Lo sport che combatte l’illegalità. L’esempio di Maddaloni e dello Star Judo Club

Lo sport che combatte l’illegalità. L’esempio di Maddaloni e dello Star Judo Club

IMOLA – Sono state oltre mille le persone, fra studenti e famiglie intere, coinvolte nei vari incontri con Gianni Maddaloni organizzati ieri e oggi dagli assessorati alla Legalità ed allo Sport del Comune insieme all’associazione Libera e all’associazione Spazio-Pace e all’Istituto comprensivo 7 sotto il titolo ‘Da Scampia a Imola – Storie di judo e di camorra’.

Ricordiamo che Gianni Maddaloni fonda l’associazione sportiva Star Judo Club nel 1980 con lo scopo principale di distogliere i giovani dal rischio di “affiliarsi” alla criminalità organizzata, purtroppo radicata all’interno del quartiere napoletano di Scampia. Scampia è le Vele, un inferno di camorra, spaccio e degrado sociale. Così ce la rappresentano spesso i media, ma Scampia, per chi ci vive, è un quartiere di centomila abitanti che ogni giorno si recano al lavoro, mentre i bimbi vanno a scuola. In questo deserto di cemento, dal 2004 Gianni Maddaloni gestisce la nuova palestra di judo con la quale offre corsi gratuiti a ragazzi disagiati, spesso con padri in galera e madri senza lavoro.

 

“Siamo molto soddisfatti per la grande partecipazione e l’affetto dimostrato durante gli incontri, che sono stati organizzati nell’ambito delle attività atte a promuovere una cultura di legalità. Siamo partiti dall’idea di offrire l’opportunità a cittadini e studenti di conoscere persone che lottano ogni giorno contro le l’illegalità e le mafie, persone che con il loro esempio possono promuovere una cultura della legalità” commentano Elisabetta Marchetti, assessore alla Cultura e alla Legalità del Comune di Imola e il responsabile del presidio imolese di Libera Edoardo Lambertucci.

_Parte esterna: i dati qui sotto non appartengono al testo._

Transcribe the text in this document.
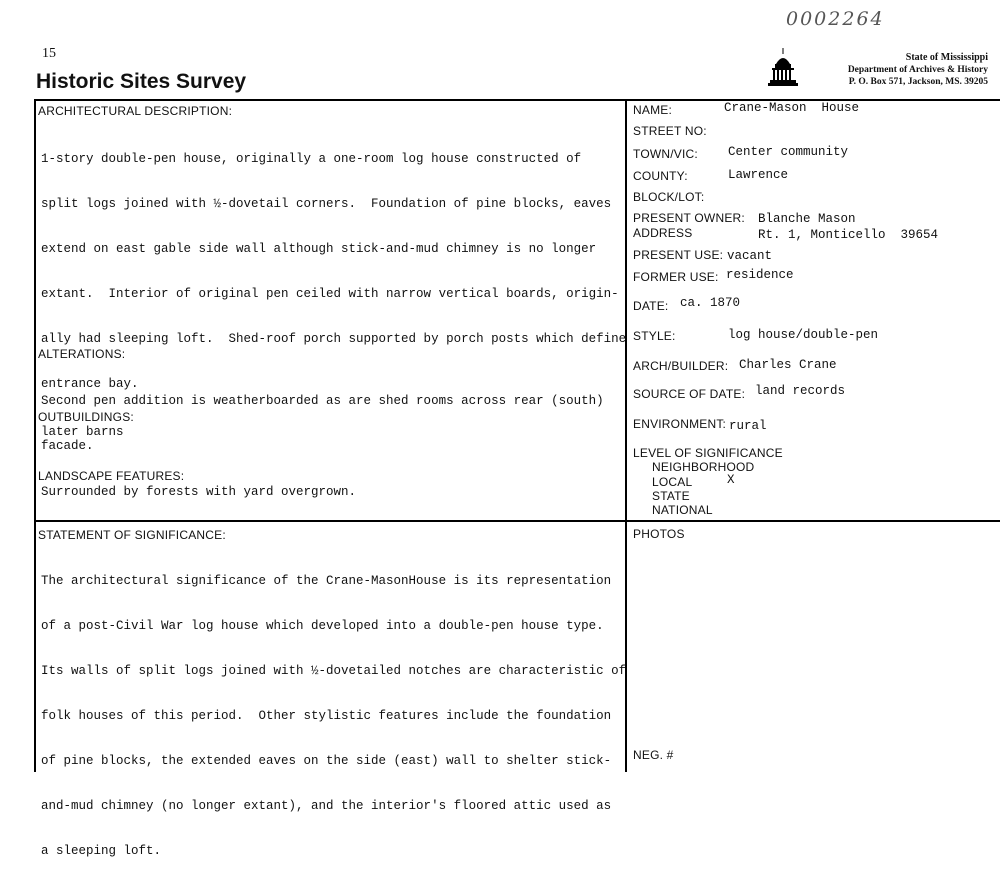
0002264
15
Historic Sites Survey
State of Mississippi
Department of Archives & History
P. O. Box 571, Jackson, MS. 39205
ARCHITECTURAL DESCRIPTION:

1-story double-pen house, originally a one-room log house constructed of

split logs joined with ½-dovetail corners.  Foundation of pine blocks, eaves

extend on east gable side wall although stick-and-mud chimney is no longer

extant.  Interior of original pen ceiled with narrow vertical boards, origin-

ally had sleeping loft.  Shed-roof porch supported by porch posts which define

entrance bay.

ALTERATIONS:

Second pen addition is weatherboarded as are shed rooms across rear (south)

facade.

OUTBUILDINGS:
later barns
LANDSCAPE FEATURES:
Surrounded by forests with yard overgrown.
STATEMENT OF SIGNIFICANCE:

The architectural significance of the Crane-MasonHouse is its representation

of a post-Civil War log house which developed into a double-pen house type.

Its walls of split logs joined with ½-dovetailed notches are characteristic of

folk houses of this period.  Other stylistic features include the foundation

of pine blocks, the extended eaves on the side (east) wall to shelter stick-

and-mud chimney (no longer extant), and the interior's floored attic used as

a sleeping loft.

NAME:	Crane-Mason  House
STREET NO:
TOWN/VIC: Center community
COUNTY:	Lawrence
BLOCK/LOT:
PRESENT OWNER: Blanche Mason
ADDRESS	Rt. 1, Monticello  39654
PRESENT USE: vacant
FORMER USE: residence
DATE: ca. 1870
STYLE:	log house/double-pen
ARCH/BUILDER: Charles Crane
SOURCE OF DATE: land records
ENVIRONMENT: rural
LEVEL OF SIGNIFICANCE
NEIGHBORHOOD
LOCAL	X
STATE
NATIONAL
PHOTOS
NEG. #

Ieri sono state circa 200 le persone che hanno preso parte a Castel Guelfo al pranzo con Gianni Maddaloni organizzato da Libera insieme all’Amministrazione comunale  locale. Poi, nel pomeriggio circa 500 persone, con famiglie intere, hanno preso parte all’incontro che si è svolto al seminario diocesano di Imola, dal titolo ‘Da Scampia a Imola – Storie di judo e di camorra … di lotta, di bellezza e di scugnizzi che ce l’hanno fatta’.

A parlarne, insieme a Gianni Maddaloni, anche due suoi giovanissimi atleti di 15 e 16 anni, Antonio e Francesco Pio, che sono i testimoni concreti di come lo sport possa rappresentare un percorso di riscatto dalla camorra e dall’illegalità. Questa mattina, poi Gianni Maddaloni e i due atleti della sua palestra dapprima hanno incontrato gli studenti della scuola meda “Orsini”, poi si sono recati nella palestra “Bartolini” (via M. Kolbe n.3), dove in collaborazione con l’ASD Judo Imola hanno fatto dimostrazioni di judo ad una quarantina di studenti della scuola “Orsini”. Qui, ad incontrare Maddaloni,  c’era anche Andrea Minguzzi, medaglia doro alle Olimpiadi di Pechino, nel 2008, nella lotta greco romana.

 

Successivamente, alle ore 10, 00 Gianni Maddaloni ha incontrato circa 270 alunni e alunne di 11 classi di seconda dell’istituto tecnico e del liceo scientifico scienze applicate dell’Istituto Alberghetti nell’Aula Magna della scuola, che in precedenza avevano visto il film “L’oro di Scampia”.

Sia ieri nell’incontro al seminario sia oggi con gli studenti dell’Istituto Alberghetti sono state tante le domande rivolte a Gianni Maddaloni, sulla sua esperienza e su come lo sport sia davvero uno strumento di riscatto, che insegna il rispetto delle regole e può aiutare i giovani a sottrarsi all’illegalità ed al rischio di “affiliarsi” alla criminalità organizzata.

“Dopo questi incontri, sia noi come amministrazione comunale, sia altri Comuni sia alcune scuole imolesi abbiamo invitato Maddaloni a ritornare ad Imola. Lui ha accettato ben volentieri e faremo altri incontri aperti al pubblico ed alle scuole fra ottobre e novembre” aggiunge l’assessore Marchetti, che conclude “nei prossimi mesi sono previsti anche altri incontri con persone che sono veri e propri testimoni di una cultura della legalità e di riscatto sociale”.